We may have an instance that is restarted, but then the application isn’t automatically restarted.

  • Description: the application stops responding.

We can create a level that boots the application and then forces a restart on the backend’s node.

Objective:

  • Verify that the instance is up, but the application is not
  • Find out that there was a restart
  • Figure out how to setup the instances so that the application is always up

No disk space

Create an instance that has a full disk.

  • Description: the application is acting very weird, sometimes things don’t work.

Objectives:

  • Verify the health of the instance
  • Understand that the disk is full

No available RAM

This should one of the most common issues. We have our app consuming too much memory, starts swapping, and it’s a mess.

  • Description: the application is acting very weird, sometimes things don’t work. And it’s very slow.

Objectives:

  • Verify the health of the instance
  • Understand that the memory is full

Something is eating CPU

I’ve seen this happen with a database backup what was being zipped on the application server.

  • Description: the application is very slow.

Objectives:

  • Verify the health of the instance
  • Understand that the CPU is being used a lot by some application

No directory exists

The application may rely on some directory, for example a tmp/ directory, and my fail if the directory doesn’t exist.
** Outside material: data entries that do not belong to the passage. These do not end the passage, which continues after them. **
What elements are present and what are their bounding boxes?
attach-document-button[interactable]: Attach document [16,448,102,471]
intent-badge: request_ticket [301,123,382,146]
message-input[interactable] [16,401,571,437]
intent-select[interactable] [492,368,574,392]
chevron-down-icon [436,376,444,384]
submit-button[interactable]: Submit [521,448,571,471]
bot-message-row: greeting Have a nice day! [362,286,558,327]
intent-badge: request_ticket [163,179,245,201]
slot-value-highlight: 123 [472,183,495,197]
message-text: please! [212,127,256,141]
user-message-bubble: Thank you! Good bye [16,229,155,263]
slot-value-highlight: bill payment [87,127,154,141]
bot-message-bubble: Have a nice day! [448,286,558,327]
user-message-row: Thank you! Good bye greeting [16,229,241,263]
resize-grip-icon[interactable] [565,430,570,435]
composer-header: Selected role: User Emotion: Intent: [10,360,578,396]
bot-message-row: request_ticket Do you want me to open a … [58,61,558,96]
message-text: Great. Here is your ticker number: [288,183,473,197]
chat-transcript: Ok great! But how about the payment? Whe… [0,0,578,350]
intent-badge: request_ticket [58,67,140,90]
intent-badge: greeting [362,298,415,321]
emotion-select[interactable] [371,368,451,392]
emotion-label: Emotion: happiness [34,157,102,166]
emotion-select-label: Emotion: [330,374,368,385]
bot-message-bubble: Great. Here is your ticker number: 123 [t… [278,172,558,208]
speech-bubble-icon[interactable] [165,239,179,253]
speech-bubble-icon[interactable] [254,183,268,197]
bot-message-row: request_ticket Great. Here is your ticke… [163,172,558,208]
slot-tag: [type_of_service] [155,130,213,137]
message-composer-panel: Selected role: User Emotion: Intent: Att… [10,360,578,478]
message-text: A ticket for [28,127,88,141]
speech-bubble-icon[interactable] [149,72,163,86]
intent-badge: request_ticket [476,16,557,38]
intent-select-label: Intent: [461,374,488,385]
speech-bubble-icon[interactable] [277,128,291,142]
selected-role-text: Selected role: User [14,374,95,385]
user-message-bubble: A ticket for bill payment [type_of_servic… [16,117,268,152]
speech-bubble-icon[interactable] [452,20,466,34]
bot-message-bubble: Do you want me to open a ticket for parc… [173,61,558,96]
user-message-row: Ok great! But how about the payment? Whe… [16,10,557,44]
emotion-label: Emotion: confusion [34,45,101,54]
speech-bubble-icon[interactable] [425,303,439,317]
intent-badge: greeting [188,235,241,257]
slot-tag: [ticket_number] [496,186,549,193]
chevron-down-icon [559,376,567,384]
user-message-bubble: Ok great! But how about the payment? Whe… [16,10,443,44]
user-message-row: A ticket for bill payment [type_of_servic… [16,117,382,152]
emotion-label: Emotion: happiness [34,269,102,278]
  • Description: uploading a file yields a 500 error.

Objectives:

  • Check the application logs
  • Verify that the error is due to a missing directory
  • Improve the code to properly handle this, by ensuring the directory is created, or using proper system tooling for temporary files.

No write access to files

We could have the tmp/ directory, but the application’s running user isn’t allowed to access it. Or maybe to some configuration file.

  • Description: uploading a file yields a 500 error.

Objectives:

  • Check the application logs
  • Verify that the error is due to permissions

Mess around with time zones

If we have a page that lists data based on the current data, we can change the time zone of the server and force some bugs.

  • Description: we add users, but they don’t show up on the list page.

Objectives:

  • Verify that the users are actually being created
  • Find out that the problem is due to time zoned

Summary

Well, these are just some ideas. I’m sure you’ll have much more ideas and scenarios that are specific to the work you’ve been doing. But the main point here is to build this game system and allow developers to learn how to troubleshoot production faster.

Even if we do have some levels that are easier, developers will learn very important things:

  • How to find configuration files and common pitfalls
  • How to quickly check the healthiness of the system and if something’s up
  • How the infrastructure is set and how all the parts interact

By forcing then to feel the pains beforehand, they will better prepared for prime time.